Responsible for producing the almost bursting biceps of body builders and the wash board abs of fitness fanatics, a new report confirms the existence of some uncommitted stem cells residing amongst those of the muscle. For people that suffer from muscular dystrophies and an assortment of other muscle-wasting diseases, the discovery could show the way to new muscle-regenerating therapies. These would include stem cell-replenishing drugs and cell transplantation regimens. According to researchers, these treatments could also serve a dual purpose by also keeping people strong as they age.

A mix of cells already dedicated to their muscular destiny and other cells that behave more like versatile stem cells make up part of the so called satellite stem cells. The breakthrough was made by an Ottawa Health Research Institute team led by Michael Rudnicki. The cells had commonly been considered by scientists as a homogeneous population of devoted muscle progenitors. In the lab, the regenerative reservoir of cells that mice have was successfully replenished when Rudnicki’s team injected the “satellite stem cells” into the muscles of the mice.

“We’ve found that there are two types of satellite cell–90% that are already committed to becoming muscle and another 10% with characteristics normally attributed to stem cells,” Rudnicki said. “It’s not been shown yet, but these muscle stem cells might even have the capacity to make other tissues, such as bone and fat.”

“We’ve also shown that these satellite stem cells, when transplanted into muscle, can repopulate the regenerative cell niche. This is a very significant advance in our understanding of satellite cell biology that will require us to rethink decades of research. It also opens new avenues for therapeutic treatment of muscular diseases.”

Each of which includes hundreds of nuclei, skeletal muscle fibers are essentially long tubular cells. Satellite cells are found in between the coating of glycoproteins and collagen that surrounds the muscle fiber. Responsible for the repair, growth, and maintenance of skeletal muscle after birth, the existence of satellite cells were first revealed in the 1960’s. When the stress of trauma or weight-bearing presents itself, the cells which are by and large quiet, jump into action.

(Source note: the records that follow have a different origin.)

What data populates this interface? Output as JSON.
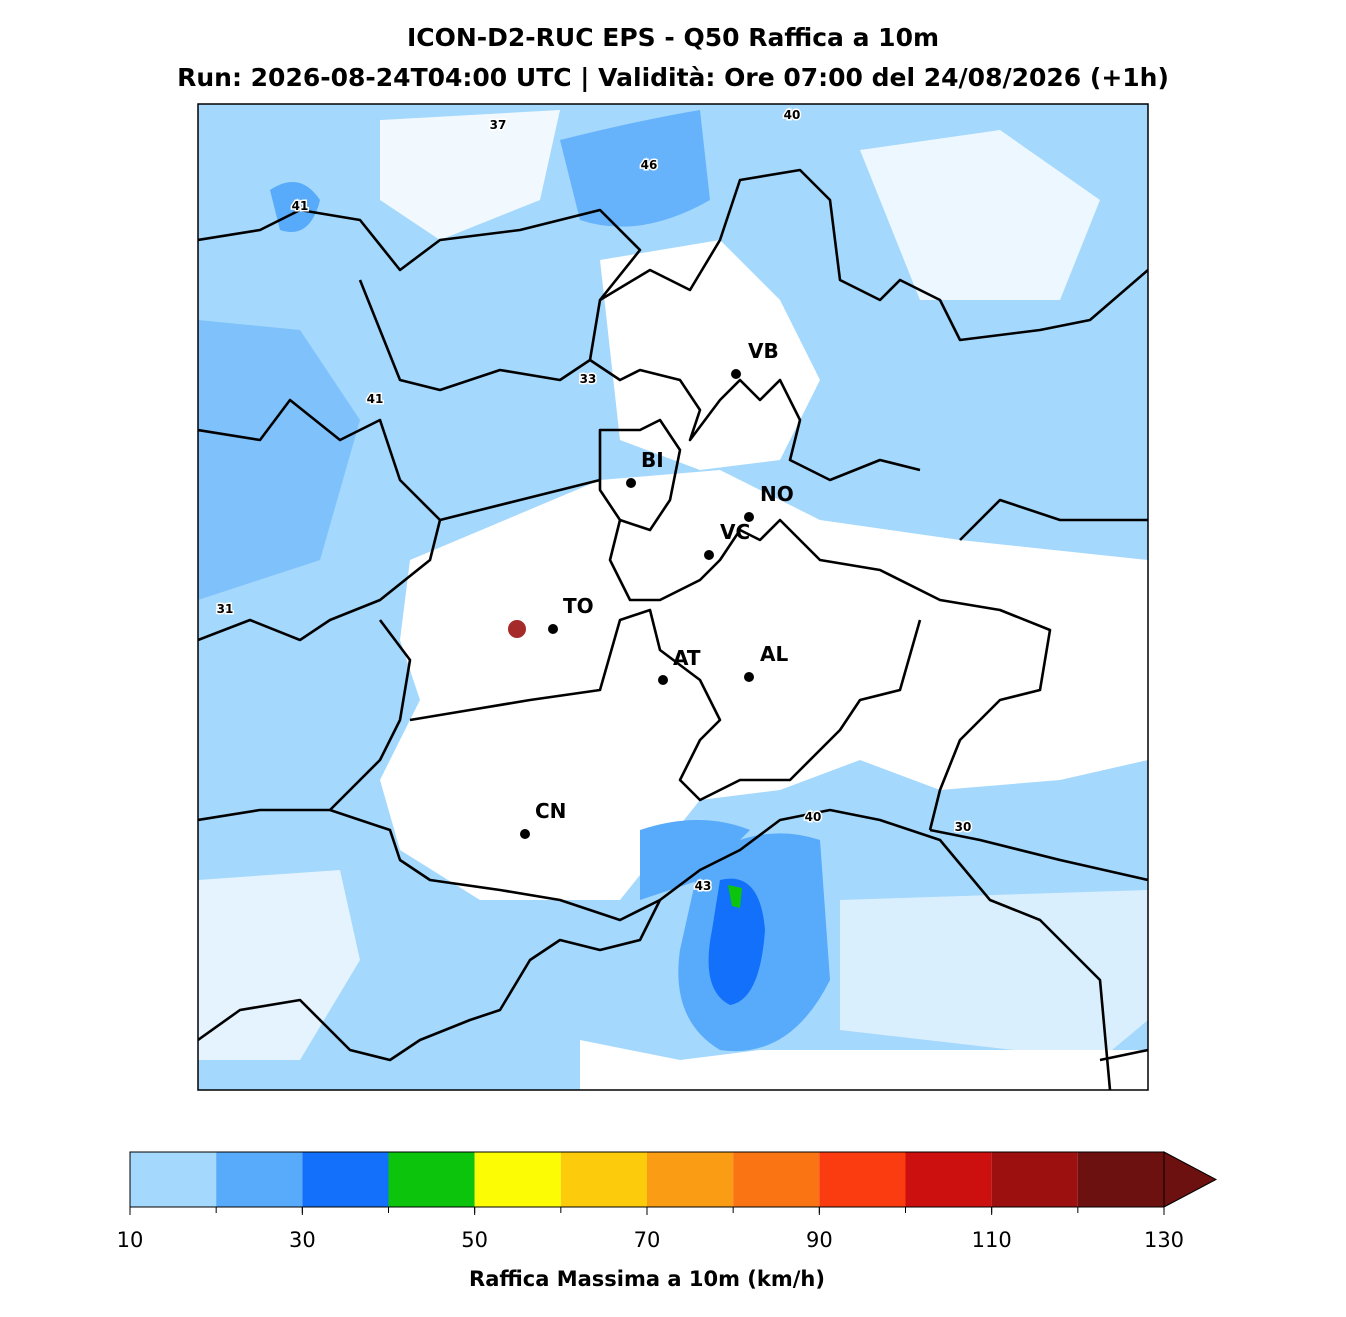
{
  "title": "ICON-D2-RUC EPS - Q50 Raffica a 10m",
  "subtitle": "Run: 2026-08-24T04:00 UTC | Validità: Ore 07:00 del 24/08/2026 (+1h)",
  "cities": [
    "VB",
    "BI",
    "NO",
    "VC",
    "TO",
    "AT",
    "AL",
    "CN"
  ],
  "contour_labels": [
    37,
    46,
    40,
    41,
    33,
    41,
    31,
    40,
    30,
    43
  ],
  "colorbar": {
    "label": "Raffica Massima a 10m (km/h)",
    "bounds": [
      10,
      20,
      30,
      40,
      50,
      60,
      70,
      80,
      90,
      100,
      110,
      120,
      130
    ],
    "colors": [
      "#a4d8fc",
      "#58aafa",
      "#1270fa",
      "#0cc40c",
      "#fcfc04",
      "#fccc0c",
      "#fa9c14",
      "#fa7414",
      "#fa3c10",
      "#cc1010",
      "#9c1010",
      "#6c1010"
    ],
    "extend_color": "#6c1010",
    "ticks": [
      10,
      30,
      50,
      70,
      90,
      110,
      130
    ]
  }
}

Still, Rudnicki said that uncertainty still exists in regards to the mechanisms that control the development and identity of the satellite cells. Muscle cells that had changed back into a more primitive state by reverting or dedifferentiating was once thought to be the path that satellite cells followed from their original muscle cell state. This was suggested by earlier studies.

Isolated from mouse muscle, the molecular profiles of the satellite cells was closely observed by researchers in the new study.

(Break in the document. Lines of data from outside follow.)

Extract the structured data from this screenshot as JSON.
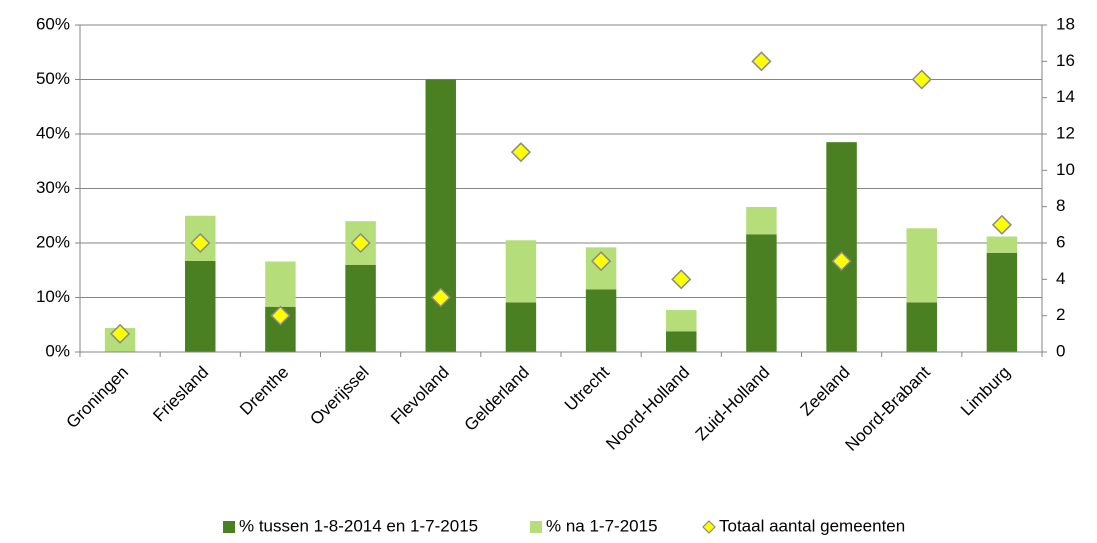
{
  "chart_data": {
    "type": "stacked_bar_with_markers",
    "categories": [
      "Groningen",
      "Friesland",
      "Drenthe",
      "Overijssel",
      "Flevoland",
      "Gelderland",
      "Utrecht",
      "Noord-Holland",
      "Zuid-Holland",
      "Zeeland",
      "Noord-Brabant",
      "Limburg"
    ],
    "series": [
      {
        "name": "% tussen 1-8-2014 en 1-7-2015",
        "color": "#4a7f22",
        "values": [
          0,
          16.7,
          8.3,
          16,
          50,
          9.1,
          11.5,
          3.8,
          21.6,
          38.5,
          9.1,
          18.2
        ]
      },
      {
        "name": "% na 1-7-2015",
        "color": "#b5dd7a",
        "values": [
          4.4,
          8.3,
          8.3,
          8,
          0,
          11.4,
          7.7,
          3.9,
          5,
          0,
          13.6,
          3
        ]
      },
      {
        "name": "Totaal aantal gemeenten",
        "color": "#ffff00",
        "axis": "y2",
        "values": [
          1,
          6,
          2,
          6,
          3,
          11,
          5,
          4,
          16,
          5,
          15,
          7
        ]
      }
    ],
    "ylim": [
      0,
      60
    ],
    "yticks": [
      {
        "value": 0,
        "label": "0%"
      },
      {
        "value": 10,
        "label": "10%"
      },
      {
        "value": 20,
        "label": "20%"
      },
      {
        "value": 30,
        "label": "30%"
      },
      {
        "value": 40,
        "label": "40%"
      },
      {
        "value": 50,
        "label": "50%"
      },
      {
        "value": 60,
        "label": "60%"
      }
    ],
    "y2lim": [
      0,
      18
    ],
    "y2ticks": [
      0,
      2,
      4,
      6,
      8,
      10,
      12,
      14,
      16,
      18
    ],
    "grid": true,
    "legend": "bottom"
  }
}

Defined by the inactivity or activity of a gene called Myf-5, the satellite cells consist of two classes.

A significant difference in the satellite cells’ behavior was made clear by the genetic difference. A characteristic commonly seen among stem cells, asymmetric division, was observed in the satellite cells without active Myf-5. Exhibiting another Myf-5 positive cell and stem cell-like capacity for self renewal, the lopsided cell division produced one “daughter” like its parent.

The satellite cells continued on the path to becoming muscle tissue when they were injected into the muscles of mice with the Myf-5 switched on.

In contrast, transplantation of Myf-5 negative cells “extensively contributed to the satellite cell reservoir throughout the injected muscle.”

Diseased muscle can be directly transplanted with satellite stem cells. Researchers made this conclusion while noting that the identification of markers enabling their prospective isolation from human muscle tissue could be found in the molecular characterization of satellite stem cells.

“Alternatively,” they added, “understanding the molecular regulation of satellite stem cell symmetric versus asymmetric cell division will lead to identification of biologics or small drugs that specifically target the relevant pathway leading to satellite stem cell expansion.”